# "Elementary", the new Sherlock Holmes series on CBS



## Veho (Aug 31, 2012)

Law & Order: Holmes.


----------



## boktor666 (Aug 31, 2012)

Um, I liked the BBC version of Sherlock holmes, but this is about the 3rd adaption of SH within 4 years, having included the movies. I'm starting to think everybody's going to make his own version now. What's next, Sherlock the timedetective in a crossover with Dr. Who?


----------



## Veho (Aug 31, 2012)

boktor666 said:


> Sherlock the timedetective in a crossover with Dr. Who?


----------



## Gahars (Aug 31, 2012)

boktor666 said:


> Um, I liked the BBC version of Sherlock holmes, but this is about the 3rd adaption of SH within 4 years, having included the movies.

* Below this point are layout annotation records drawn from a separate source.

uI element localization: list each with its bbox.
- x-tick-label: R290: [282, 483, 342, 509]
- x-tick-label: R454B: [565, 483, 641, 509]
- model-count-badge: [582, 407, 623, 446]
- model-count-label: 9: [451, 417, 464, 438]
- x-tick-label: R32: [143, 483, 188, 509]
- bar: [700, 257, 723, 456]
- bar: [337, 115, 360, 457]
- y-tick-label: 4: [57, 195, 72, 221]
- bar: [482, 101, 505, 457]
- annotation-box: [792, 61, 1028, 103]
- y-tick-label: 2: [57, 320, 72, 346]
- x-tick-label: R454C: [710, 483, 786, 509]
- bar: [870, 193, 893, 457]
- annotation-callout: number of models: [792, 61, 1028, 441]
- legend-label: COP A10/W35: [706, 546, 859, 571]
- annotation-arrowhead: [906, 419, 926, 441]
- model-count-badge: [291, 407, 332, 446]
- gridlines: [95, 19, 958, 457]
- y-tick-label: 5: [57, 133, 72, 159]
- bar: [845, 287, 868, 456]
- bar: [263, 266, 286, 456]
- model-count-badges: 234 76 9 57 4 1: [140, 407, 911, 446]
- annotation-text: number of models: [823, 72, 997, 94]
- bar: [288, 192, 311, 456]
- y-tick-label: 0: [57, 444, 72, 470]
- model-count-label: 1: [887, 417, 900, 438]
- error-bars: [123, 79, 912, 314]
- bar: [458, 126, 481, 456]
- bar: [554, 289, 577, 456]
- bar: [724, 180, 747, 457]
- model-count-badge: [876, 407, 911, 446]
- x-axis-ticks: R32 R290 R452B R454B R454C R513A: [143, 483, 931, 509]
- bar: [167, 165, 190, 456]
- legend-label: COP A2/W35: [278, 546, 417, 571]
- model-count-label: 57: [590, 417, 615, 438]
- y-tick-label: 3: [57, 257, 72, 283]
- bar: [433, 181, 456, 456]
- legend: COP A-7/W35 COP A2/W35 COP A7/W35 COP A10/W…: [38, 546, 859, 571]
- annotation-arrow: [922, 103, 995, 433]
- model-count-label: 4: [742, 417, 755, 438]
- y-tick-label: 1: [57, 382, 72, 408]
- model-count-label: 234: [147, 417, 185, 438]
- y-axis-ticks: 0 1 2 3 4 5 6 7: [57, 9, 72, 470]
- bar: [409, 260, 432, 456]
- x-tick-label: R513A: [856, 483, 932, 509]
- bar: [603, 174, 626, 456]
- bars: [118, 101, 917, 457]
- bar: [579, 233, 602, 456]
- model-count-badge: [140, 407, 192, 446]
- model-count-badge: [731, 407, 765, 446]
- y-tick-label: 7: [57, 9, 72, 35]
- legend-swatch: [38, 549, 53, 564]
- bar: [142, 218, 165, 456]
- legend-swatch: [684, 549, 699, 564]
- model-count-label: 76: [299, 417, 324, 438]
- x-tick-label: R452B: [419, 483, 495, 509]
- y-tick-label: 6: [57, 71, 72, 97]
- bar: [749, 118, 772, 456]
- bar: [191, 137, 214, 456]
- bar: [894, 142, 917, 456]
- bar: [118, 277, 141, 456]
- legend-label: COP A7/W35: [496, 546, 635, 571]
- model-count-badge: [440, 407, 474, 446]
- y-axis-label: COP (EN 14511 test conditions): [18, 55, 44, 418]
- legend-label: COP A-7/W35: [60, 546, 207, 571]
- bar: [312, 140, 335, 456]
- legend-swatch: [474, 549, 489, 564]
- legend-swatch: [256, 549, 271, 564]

I'm starting to think everybody's going to make his own version now. What's next, Sherlock the timedetective in a crossover with Dr. Who?





Spoiler











Sherlock Holmes fights dinosaurs. Your complaints are invalid.


----------



## Quietlyawesome94 (Aug 31, 2012)

Just got in an argument the other day about whether Sherlock ever said, 'Elementary, my dear Watson."   

He didn't. :ninja Don't know how the cliche got started that the word is associated with Sherlock Holmes. 

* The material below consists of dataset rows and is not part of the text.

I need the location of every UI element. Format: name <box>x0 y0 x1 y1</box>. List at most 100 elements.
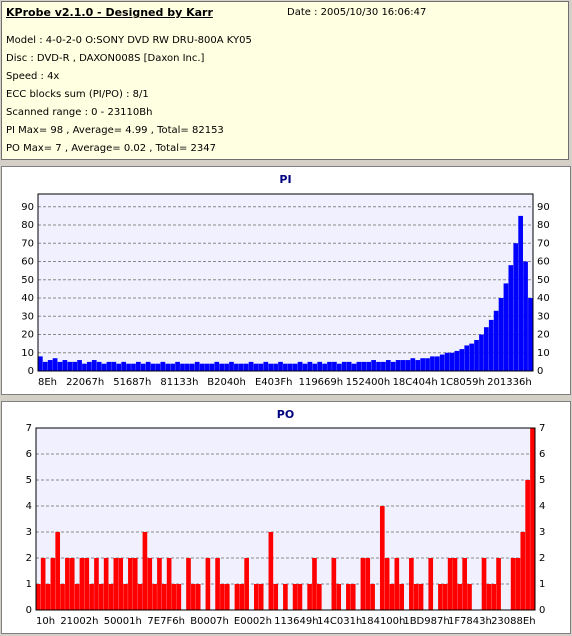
pi-bar <box>52 358 58 371</box>
pi-bar <box>155 363 161 371</box>
pi-ytick-left: 10 <box>21 348 34 359</box>
po-bar <box>171 584 177 610</box>
po-bar <box>50 558 56 610</box>
pi-plot-border <box>37 193 534 372</box>
po-bar <box>103 558 109 610</box>
pi-bar <box>229 361 234 371</box>
po-xtick: 1BD987h <box>403 616 449 627</box>
pi-ytick-right: 90 <box>537 202 550 213</box>
po-bar <box>350 584 356 610</box>
po-bar <box>98 584 104 610</box>
pi-bar <box>106 361 112 371</box>
pi-ytick-left: 20 <box>21 330 34 341</box>
po-chart-title: PO <box>277 408 294 421</box>
pi-bar <box>336 363 342 371</box>
po-bar <box>283 584 288 610</box>
po-bar <box>442 584 448 610</box>
po-bar <box>224 584 230 610</box>
pi-bar <box>243 363 249 371</box>
po-ytick-left: 3 <box>26 527 32 538</box>
pi-bar <box>248 361 254 371</box>
pi-bar <box>214 361 220 371</box>
pi-bar <box>140 363 146 371</box>
po-bar <box>45 584 51 610</box>
po-xtick: 7E7F6h <box>147 616 185 627</box>
po-bar <box>176 584 182 610</box>
pi-bar <box>278 361 283 371</box>
pi-bar <box>185 363 190 371</box>
pi-bar <box>459 349 465 371</box>
pi-bar <box>513 243 519 371</box>
po-bar <box>360 558 366 610</box>
pi-bar <box>317 361 323 371</box>
po-bar <box>94 558 99 610</box>
pi-bar <box>415 360 421 371</box>
po-bar <box>244 558 249 610</box>
po-bar <box>467 584 472 610</box>
po-bar <box>316 584 322 610</box>
pi-bar <box>170 363 176 371</box>
po-bar <box>79 558 85 610</box>
pi-bar <box>263 361 269 371</box>
ecc-line: ECC blocks sum (PI/PO) : 8/1 <box>6 89 149 100</box>
pi-bar <box>508 265 514 371</box>
pi-bar <box>474 339 479 371</box>
pi-bar <box>376 361 381 371</box>
app-title: KProbe v2.1.0 - Designed by Karr <box>6 6 213 19</box>
info-panel: KProbe v2.1.0 - Designed by Karr Date : … <box>1 1 569 160</box>
po-bar <box>447 558 453 610</box>
po-bar <box>520 532 526 610</box>
po-bar <box>379 506 385 610</box>
pi-bar <box>322 363 327 371</box>
pi-bar <box>439 354 445 371</box>
po-ytick-right: 2 <box>539 553 545 564</box>
pi-bar <box>341 361 347 371</box>
pi-bar <box>346 361 352 371</box>
pi-bar <box>42 361 48 371</box>
pi-ytick-right: 60 <box>537 257 550 268</box>
pi-ytick-left: 80 <box>21 220 34 231</box>
po-xtick: 50001h <box>104 616 142 627</box>
po-stats-line: PO Max= 7 , Average= 0.02 , Total= 2347 <box>6 143 216 154</box>
pi-bar <box>87 361 92 371</box>
pi-bar <box>366 361 372 371</box>
pi-bar <box>234 363 239 371</box>
pi-bar <box>62 360 68 371</box>
po-bar <box>239 584 245 610</box>
po-bar <box>292 584 298 610</box>
pi-bar <box>493 310 499 371</box>
pi-bar <box>518 215 523 371</box>
pi-bar <box>199 363 205 371</box>
po-bar <box>413 584 419 610</box>
pi-bar <box>77 360 82 371</box>
disc-line: Disc : DVD-R , DAXON008S [Daxon Inc.] <box>6 53 205 64</box>
po-xtick: 113649h <box>274 616 319 627</box>
po-bar <box>84 558 90 610</box>
pi-stats-line: PI Max= 98 , Average= 4.99 , Total= 8215… <box>6 125 224 136</box>
po-chart: PO 0 0 1 1 2 2 3 3 4 4 5 5 6 6 7 7 10h 21002h 50001h 7E7F6h B… <box>26 408 546 627</box>
pi-bar <box>116 363 122 371</box>
po-ytick-right: 0 <box>539 605 545 616</box>
po-bar <box>215 558 220 610</box>
pi-bar <box>219 363 225 371</box>
pi-ytick-left: 40 <box>21 293 34 304</box>
pi-bar <box>82 363 87 371</box>
po-bar <box>161 584 167 610</box>
po-ytick-left: 5 <box>26 475 32 486</box>
pi-bar <box>180 363 185 371</box>
po-bar <box>438 584 443 610</box>
pi-bar <box>258 363 264 371</box>
pi-ytick-left: 70 <box>21 238 34 249</box>
po-bar <box>205 558 211 610</box>
pi-bar <box>400 360 406 371</box>
pi-bar <box>332 361 337 371</box>
po-ytick-right: 7 <box>539 423 545 434</box>
pi-bar <box>238 363 244 371</box>
pi-bar <box>488 319 494 371</box>
po-xtick: 21002h <box>60 616 98 627</box>
pi-ytick-right: 40 <box>537 293 550 304</box>
po-bar <box>496 558 501 610</box>
pi-bar <box>454 350 460 371</box>
model-line: Model : 4-0-2-0 O:SONY DVD RW DRU-800A K… <box>6 35 252 46</box>
po-bar <box>137 584 143 610</box>
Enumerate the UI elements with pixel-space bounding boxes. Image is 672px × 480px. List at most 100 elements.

http://www.snopes.com/quotes/signature/elementary.asp


----------



## Hyro-Sama (Aug 31, 2012)

Why isn't Sherlock Holmes being played by a woman as well?


----------



## Hadrian (Aug 31, 2012)

This is not needed.

Just show the current BBC series and that that's all, sure we only get three episodes every 18 or so months but at least the series aren't cluttered with filler episodes. The US networks need to stop making variations of our shows/characters, very rarely do they work out and when they do they go on for too long. I know they do it so they'll make more (Game of Thrones has proved accents are an issues) but they're wasting their time because most are cancelled quickly.


----------



## drobb (Sep 5, 2012)

i guess im in the minority, im actually looking forward to this.  ive never seen the bbc version and if i get a chance to on bbc america ill give it go.


----------



## Veho (May 18, 2013)

Okay, season finale oot, time to bump this shit. Opinions? 



Spoiler



Sherlock, I am your father. 


Anywhoo. 
I think the episode should have ended at the reveal. Either that or the reveal should have happened a few episodes back. Instead they sped through the entire endgame and wrapped everything up in half an hour. In the words of "She", it was okay, but a little short. I am jonesin' for more cat and mouse.


----------



## Depravo (May 18, 2013)

But how many ejaculations were there?


----------



## FireEmblemGuy (May 19, 2013)

I still don't really think it was necessary, but overall it was actually pretty decent. I'd be lying if I said I was looking forward to the next season of this over the third series of Sherlock, though.


----------